Bruselas prepara una norma para fortalecer la resiliencia del sector. Las entidades piden que la nueva regulación evite duplicidades con la ya existente.

Un sistema financiero más resiliente y capaz de mantener su operativa en contextos de ciberataques y caídas de los sistemas. Este es uno de los objetivos propuestos por la Comisión Europea, que ultima una nueva regulación destinada a fortalecer los riesgos de seguridad vinculados a la tecnología que enfrentan bancos, aseguradoras y otros operadores del sector.

La Federación Bancaria Europea (EBF, por sus siglas en inglés), la organización que aglutina a las principales asociaciones de bancos nacionales (incluida la española AEB), ha emitido un documento en respuesta a la consulta pública lanzada por Bruselas y destinada a recoger durante la primera mitad del año la visión de las distintas partes implicadas en el sistema financiero.

La banca europea da la bienvenida a la iniciativa del Ejecutivo comunitario de fortalecer la «resiliencia operacional» del sector financiero y lanza varias propuestas.

La primera reclamación de las entidades bancarias europeas a Bruselas es que se imponga «un nivel común mínimo de seguridad para el sector financiero en su conjunto», debido a que los riesgos cibernéticos son cada vez mayores y que el mercado único fomenta una cada vez mayor interconexión entre todos los actores.

Armonización

Otra de las demandas del sector bancario de la UE a los legisladores comunitarios es que la futura norma esté alineada y armonizada con las ya existentes para evitar en lo posible cualquier potencial duplicidad o solapamiento de regulaciones. En su escrito, la EBF recuerda a la Comisión Europea que los bancos ya han de cumpir con más de una docena de requerimientos regulatorios vinculados a la ciberseguridad y la resiliencia de su operativa (PSD2, Mifid2, CRD2…).

Los bancos, además, proponen en su escrito que la normativa que se está planteando esté sometida a un enfoque basado en el riesgo. Esto permitirá a las entidades contar con «la flexibilidad requerida para adaptarse a la naturaleza cambiante de los riesgos tecnológicos y cibernéticos», aseguran.

Además de evitar los solapamientos y las duplicidades, el sector bancario reclama en su respuesta a la Comisión que aligere la carga de rendición de cuenta documental ante las autoridades. «Es importante para las entidades reportar solo una vez», advierte la EBF, que critica el peso regulatorio que supone para el sector atender a todos los requerimientos nacionales e internacionales.
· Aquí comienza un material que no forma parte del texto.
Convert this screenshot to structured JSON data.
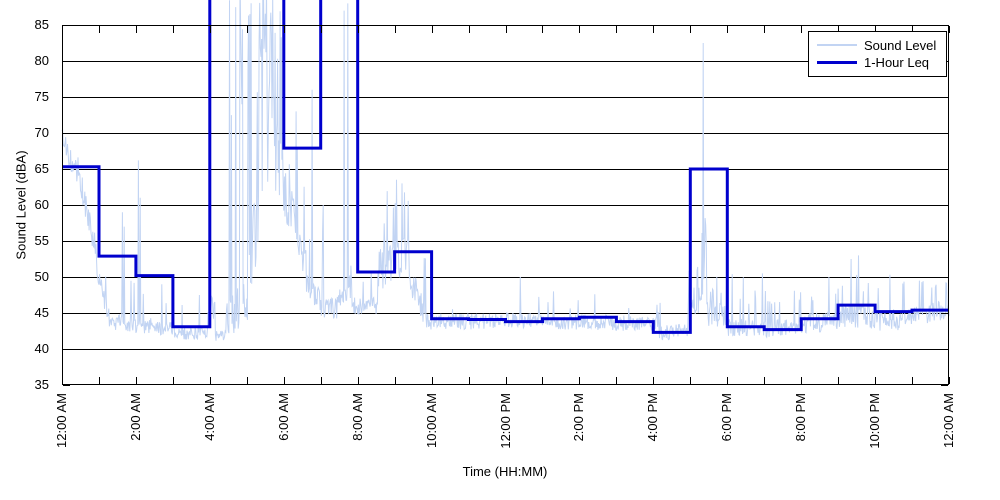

Por ello, sugieren simplificar y clarificar las exigencias, así como combinarlas con un diálogo continuo entre supervisor y supervisado.

Por último, los bancos reclaman unas reglas de supervisión de alcance europeo (y coordinadas con las autoridades internacionales) para aquellas compañías que ejercen como proveedores tecnológicos para el sector. Al igual que la regulación de las entidades bancarias, el marco normativo de estas empresas debería estar basado en los riesgos, fijarse en si los servicios que se prestan son críticos o no para el sistema financiero y no debería en ningún caso conllevar cargas regulatorias adicionales a los bancos, advierte la EBF.